Na avaliação da psicóloga Patrícia Fagundes, o dinamismo e a impaciência que marcam a geração Y “são expressões que traduzem” os avanços telemáticos da sociedade contemporânea

O conceito de liderança individual deve mudar a partir da inserção da geração Y no mercado de trabalho. Isso porque, segundo a psicóloga e professora de Gestão, Patrícia Fagundes, os novos trabalhadores compreendem o mundo de forma mais dinâmica, conectado e “com fontes de informação que extrapolam as tradicionais figuras de autoridade como pais e professores”. Para futuro, explica, “a tendência é de que tenhamos líderes que compreendam a liderança menos como uma posição, e mais como um processo”.

Na entrevista que segue, concedida por e-mail à IHU On-Line, Patrícia menciona que as dificuldades de relação entre as gerações X e Y sé dão no ambiente profissional e tem a ver com “o significado de trabalho” para ambos. “É comum que os Xs sejam workholics, e que tenham se acostumado com dicotomias do tipo vida profissional = trabalho duro; vida pessoal = lazer. Não passa pela cabeça dos Ys esta separação. Arrisco a dizer que para os Ys, trabalho tem que equivaler a algo do tipo “prazer remunerado”, ou algo próximo a isto”.

Graduada em Psicologia pela Unisinos, mestre em Administração de Empresas e doutora em Psicologia pela PUCRS, Patrícia Fagundes é professora-pesquisadora do Mestrado Profissional em Gestão e Negócios,
da Unisinos e dos cursos de Administração. Entre as obras publicadas está A dimensão coletiva da liderança, divulgada nos Cadernos IHU Ideias, de 13-07-2009, edição 120. Disponível em http://migre.me/4yiWS.

Confira a entrevista.



IHU On-Line - Como descreve a geração Y?

Patrícia Fagundes - Não há uma concordância quanto ao ano de nascimento dos “Ys”, variando as referências entre 1978 e 1984. Mas o que difere a geração Net de suas antecessoras é principalmente o fato de esta ser a primeira geração a crescer cercada pela mídia digital, tendo contato e interação, ainda na infância, com a tecnologia digital (jogos, internet, celulares).
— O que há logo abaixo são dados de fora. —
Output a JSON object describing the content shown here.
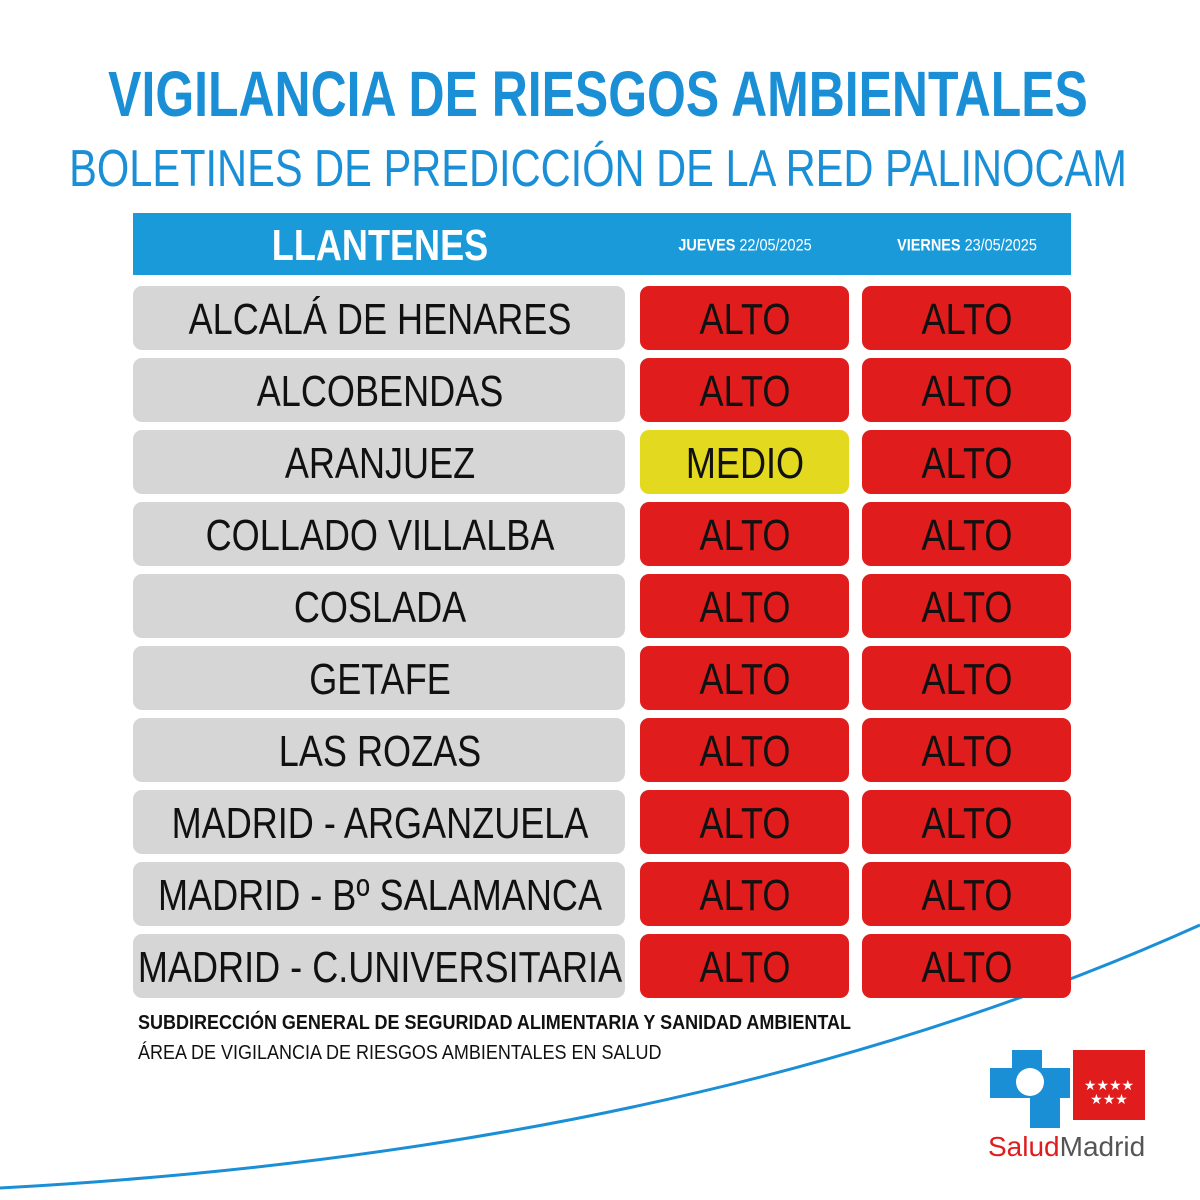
{
  "header": {
    "title": "VIGILANCIA DE RIESGOS AMBIENTALES",
    "subtitle": "BOLETINES DE PREDICCIÓN DE LA RED PALINOCAM"
  },
  "table": {
    "title": "LLANTENES",
    "columns": [
      {
        "day": "JUEVES",
        "date": "22/05/2025"
      },
      {
        "day": "VIERNES",
        "date": "23/05/2025"
      }
    ],
    "rows": [
      {
        "name": "ALCALÁ DE HENARES",
        "levels": [
          {
            "text": "ALTO",
            "color": "#e01c1c"
          },
          {
            "text": "ALTO",
            "color": "#e01c1c"
          }
        ]
      },
      {
        "name": "ALCOBENDAS",
        "levels": [
          {
            "text": "ALTO",
            "color": "#e01c1c"
          },
          {
            "text": "ALTO",
            "color": "#e01c1c"
          }
        ]
      },
      {
        "name": "ARANJUEZ",
        "levels": [
          {
            "text": "MEDIO",
            "color": "#e3d91f"
          },
          {
            "text": "ALTO",
            "color": "#e01c1c"
          }
        ]
      },
      {
        "name": "COLLADO VILLALBA",
        "levels": [
          {
            "text": "ALTO",
            "color": "#e01c1c"
          },
          {
            "text": "ALTO",
            "color": "#e01c1c"
          }
        ]
      },
      {
        "name": "COSLADA",
        "levels": [
          {
            "text": "ALTO",
            "color": "#e01c1c"
          },
          {
            "text": "ALTO",
            "color": "#e01c1c"
          }
        ]
      },
      {
        "name": "GETAFE",
        "levels": [
          {
            "text": "ALTO",
            "color": "#e01c1c"
          },
          {
            "text": "ALTO",
            "color": "#e01c1c"
          }
        ]
      },
      {
        "name": "LAS ROZAS",
        "levels": [
          {
            "text": "ALTO",
            "color": "#e01c1c"
          },
          {
            "text": "ALTO",
            "color": "#e01c1c"
          }
        ]
      },
      {
        "name": "MADRID - ARGANZUELA",
        "levels": [
          {
            "text": "ALTO",
            "color": "#e01c1c"
          },
          {
            "text": "ALTO",
            "color": "#e01c1c"
          }
        ]
      },
      {
        "name": "MADRID - Bº SALAMANCA",
        "levels": [
          {
            "text": "ALTO",
            "color": "#e01c1c"
          },
          {
            "text": "ALTO",
            "color": "#e01c1c"
          }
        ]
      },
      {
        "name": "MADRID - C.UNIVERSITARIA",
        "levels": [
          {
            "text": "ALTO",
            "color": "#e01c1c"
          },
          {
            "text": "ALTO",
            "color": "#e01c1c"
          }
        ]
      }
    ]
  },
  "footer": {
    "line1": "SUBDIRECCIÓN GENERAL DE SEGURIDAD ALIMENTARIA Y SANIDAD AMBIENTAL",
    "line2": "ÁREA DE VIGILANCIA DE RIESGOS AMBIENTALES EN SALUD"
  },
  "logo": {
    "part1": "Salud",
    "part2": "Madrid"
  }
}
Assim, o fator determinante para a caracterização de um “sujeito Y” é o contexto telemático com que, desde cedo, ele interage. Obviamente, este é um fator que interdepende de todo um contexto socioeconômico-cultural que não pode ser esquecido nesta identificação e compreensão da geração Y. A despeito destas especificidades de cada contexto, é possível identificar características convergentes aos Ys, tais como: a) capacidade de criar e empreender; b) capacidade de manter relacionamentos sociais e de trabalho em equipe, embora reivindiquem autonomia em suas opiniões e atuação; c) inclinação para ações e resultados mais imediatos, constantemente demandando e fornecendo feedbacks.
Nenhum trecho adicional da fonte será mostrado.